On Fri, Oct 9, 2020 at 7:15 PM YiFei Zhu <zhuyifei1999@xxxxxxxxx> wrote:
> Currently the kernel does not provide an infrastructure to translate
> architecture numbers to a human-readable name. Translating syscall
> numbers to syscall names is possible through FTRACE_SYSCALL
> infrastructure but it does not provide support for compat syscalls.
>
> This will create a file for each PID as /proc/pid/seccomp_cache.
> The file will be empty when no seccomp filters are loaded, or be
> in the format of:
> <arch name> <decimal syscall number> <ALLOW | FILTER>
> where ALLOW means the cache is guaranteed to allow the syscall,
> and filter means the cache will pass the syscall to the BPF filter.
>
> For the docker default profile on x86_64 it looks like:
> x86_64 0 ALLOW
> x86_64 1 ALLOW
> x86_64 2 ALLOW
> x86_64 3 ALLOW
> [...]
> x86_64 132 ALLOW
> x86_64 133 ALLOW
> x86_64 134 FILTER
> x86_64 135 FILTER
> x86_64 136 FILTER
> x86_64 137 ALLOW
> x86_64 138 ALLOW
> x86_64 139 FILTER
> x86_64 140 ALLOW
> x86_64 141 ALLOW
> [...]
>
> This file is guarded by CONFIG_SECCOMP_CACHE_DEBUG with a default
> of N because I think certain users of seccomp might not want the
> application to know which syscalls are definitely usable. For
> the same reason, it is also guarded by CAP_SYS_ADMIN.
>
> Suggested-by: Jann Horn <jannh@xxxxxxxxxx>
> Link: https://lore.kernel.org/lkml/CAG48ez3Ofqp4crXGksLmZY6=fGrF_tWyUCg7PBkAetvbbOPeOA@xxxxxxxxxxxxxx/
> Signed-off-by: YiFei Zhu <yifeifz2@xxxxxxxxxxxx>
[...]
> diff --git a/arch/Kconfig b/arch/Kconfig
[...]
> +config SECCOMP_CACHE_DEBUG
> +       bool "Show seccomp filter cache status in /proc/pid/seccomp_cache"
> +       depends on SECCOMP
> +       depends on SECCOMP_FILTER
> +       depends on PROC_FS
> +       help
> +         This is enables /proc/pid/seccomp_cache interface to monitor

nit: s/This is enables/This enables the/

> +         seccomp cache data. The file format is subject to change. Reading
> +         the file requires CAP_SYS_ADMIN.
> +
> +         This option is for debugging only.
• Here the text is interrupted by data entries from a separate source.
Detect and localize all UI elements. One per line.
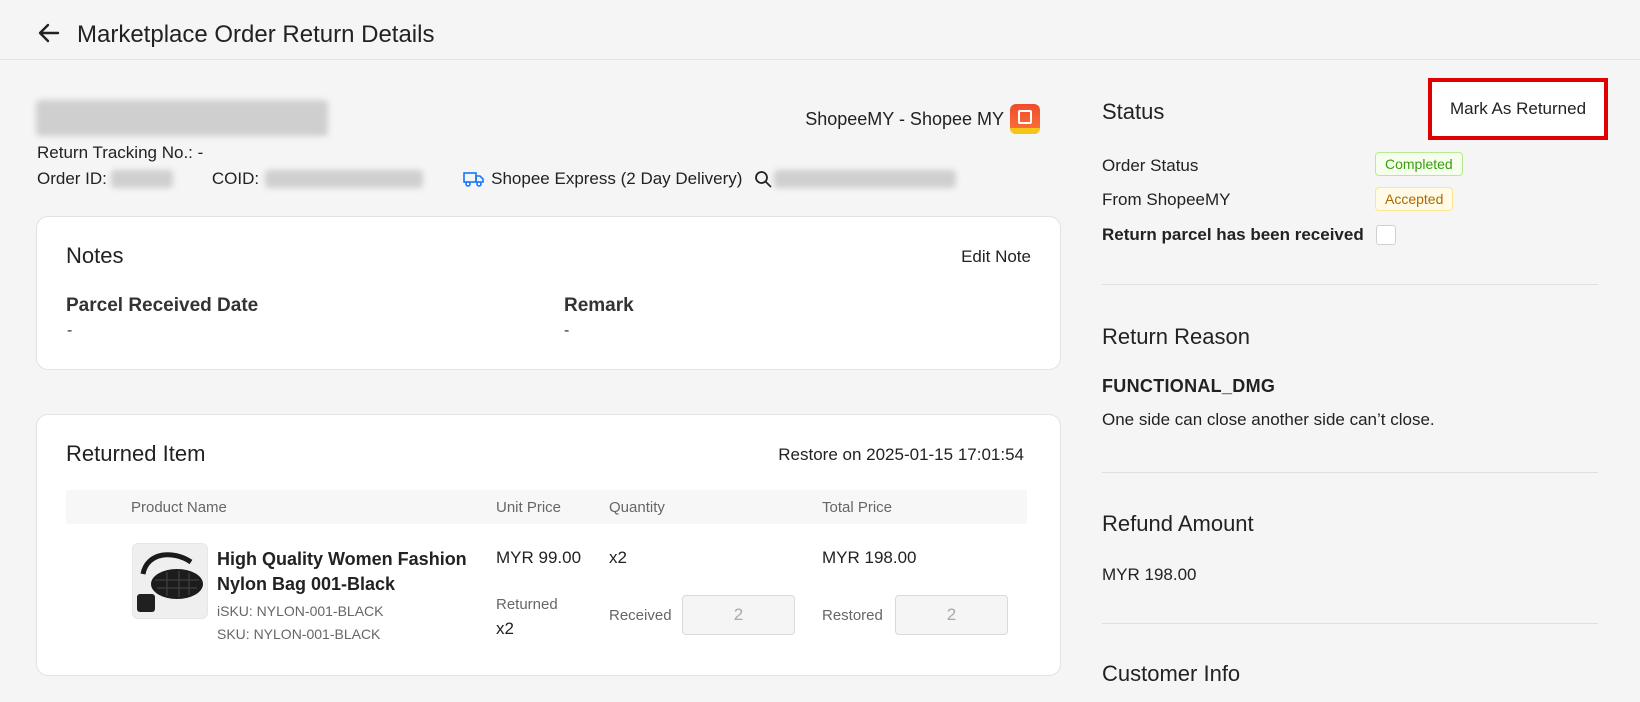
parcel-received-value: - bbox=[67, 322, 73, 339]
restored-qty-input[interactable]: 2 bbox=[895, 595, 1008, 635]
order-id-label: Order ID: bbox=[37, 169, 107, 188]
product-isku: iSKU: NYLON-001-BLACK bbox=[217, 603, 384, 619]
return-tracking-no: Return Tracking No.: - bbox=[37, 143, 204, 162]
top-bar: Marketplace Order Return Details bbox=[0, 0, 1640, 60]
received-label: Received bbox=[609, 607, 672, 624]
status-panel: Status Mark As Returned Order Status Com… bbox=[1102, 60, 1608, 702]
table-header: Product Name Unit Price Quantity Total P… bbox=[66, 490, 1027, 524]
order-info-line: Order ID: COID: Shopee Express (2 Day De… bbox=[37, 169, 957, 189]
shopee-logo-icon bbox=[1010, 104, 1040, 134]
divider bbox=[1102, 284, 1598, 285]
return-reason-code: FUNCTIONAL_DMG bbox=[1102, 376, 1276, 396]
arrow-left-icon[interactable] bbox=[36, 20, 62, 46]
mark-as-returned-button[interactable]: Mark As Returned bbox=[1428, 78, 1608, 140]
return-reason-title: Return Reason bbox=[1102, 324, 1250, 349]
column-header: Quantity bbox=[609, 499, 665, 516]
divider bbox=[1102, 472, 1598, 473]
courier-name: Shopee Express (2 Day Delivery) bbox=[491, 169, 743, 188]
column-header: Product Name bbox=[131, 499, 227, 516]
return-reason-text: One side can close another side can’t cl… bbox=[1102, 410, 1435, 429]
truck-icon bbox=[463, 172, 484, 187]
returned-item-card: Returned Item Restore on 2025-01-15 17:0… bbox=[36, 414, 1061, 676]
returned-value: x2 bbox=[496, 619, 514, 638]
order-status-label: Order Status bbox=[1102, 156, 1199, 175]
page-title: Marketplace Order Return Details bbox=[77, 21, 435, 48]
restored-label: Restored bbox=[822, 607, 883, 624]
product-name[interactable]: High Quality Women Fashion Nylon Bag 001… bbox=[217, 547, 477, 597]
courier-info: Shopee Express (2 Day Delivery) bbox=[463, 169, 742, 189]
restore-on-date: Restore on 2025-01-15 17:01:54 bbox=[778, 445, 1024, 464]
tracking-redacted bbox=[774, 170, 957, 188]
from-shopee-badge: Accepted bbox=[1375, 187, 1454, 211]
notes-card: Notes Edit Note Parcel Received Date - R… bbox=[36, 216, 1061, 370]
search-icon[interactable] bbox=[754, 170, 772, 188]
total-price: MYR 198.00 bbox=[822, 548, 917, 567]
divider bbox=[1102, 623, 1598, 624]
coid-redacted bbox=[265, 170, 424, 188]
returned-item-title: Returned Item bbox=[66, 441, 206, 466]
received-qty-input[interactable]: 2 bbox=[682, 595, 795, 635]
returned-label: Returned bbox=[496, 596, 558, 613]
customer-name-redacted bbox=[36, 100, 328, 136]
unit-price: MYR 99.00 bbox=[496, 548, 582, 567]
order-id-redacted bbox=[110, 170, 173, 188]
from-shopee-label: From ShopeeMY bbox=[1102, 190, 1231, 209]
status-title: Status bbox=[1102, 99, 1165, 124]
column-header: Total Price bbox=[822, 499, 893, 516]
refund-amount-title: Refund Amount bbox=[1102, 511, 1254, 536]
refund-amount-value: MYR 198.00 bbox=[1102, 565, 1197, 584]
bag-image bbox=[133, 544, 207, 618]
customer-info-title: Customer Info bbox=[1102, 661, 1241, 686]
quantity: x2 bbox=[609, 548, 627, 567]
remark-label: Remark bbox=[564, 295, 634, 316]
product-image[interactable] bbox=[132, 543, 208, 619]
remark-value: - bbox=[564, 322, 570, 339]
parcel-received-label: Parcel Received Date bbox=[66, 295, 259, 316]
edit-note-button[interactable]: Edit Note bbox=[961, 247, 1031, 267]
return-parcel-received-checkbox[interactable] bbox=[1376, 225, 1396, 245]
order-status-badge: Completed bbox=[1375, 152, 1463, 176]
platform-label: ShopeeMY - Shopee MY bbox=[805, 104, 1040, 134]
coid-label: COID: bbox=[211, 169, 260, 188]
notes-title: Notes bbox=[66, 243, 124, 268]
column-header: Unit Price bbox=[496, 499, 562, 516]
return-parcel-received-label: Return parcel has been received bbox=[1102, 225, 1364, 244]
product-sku: SKU: NYLON-001-BLACK bbox=[217, 626, 381, 642]
platform-name: ShopeeMY - Shopee MY bbox=[805, 108, 1004, 129]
Enabling present the risk that

nit: *presents

> +         an adversary may be able to infer the seccomp filter logic.

[...]
> +int proc_pid_seccomp_cache(struct seq_file *m, struct pid_namespace *ns,
> +                          struct pid *pid, struct task_struct *task)
> +{
> +       struct seccomp_filter *f;
> +       unsigned long flags;
> +
> +       /*
> +        * We don't want some sandboxed process know what their seccomp

s/know/to know/

> +        * filters consist of.
> +        */
> +       if (!file_ns_capable(m->file, &init_user_ns, CAP_SYS_ADMIN))
> +               return -EACCES;
> +
> +       if (!lock_task_sighand(task, &flags))
> +               return 0;

maybe return -ESRCH here so that userspace can distinguish between an
exiting process and a process with no filters?

> +       f = READ_ONCE(task->seccomp.filter);
> +       if (!f) {
> +               unlock_task_sighand(task, &flags);
> +               return 0;
> +       }
[...]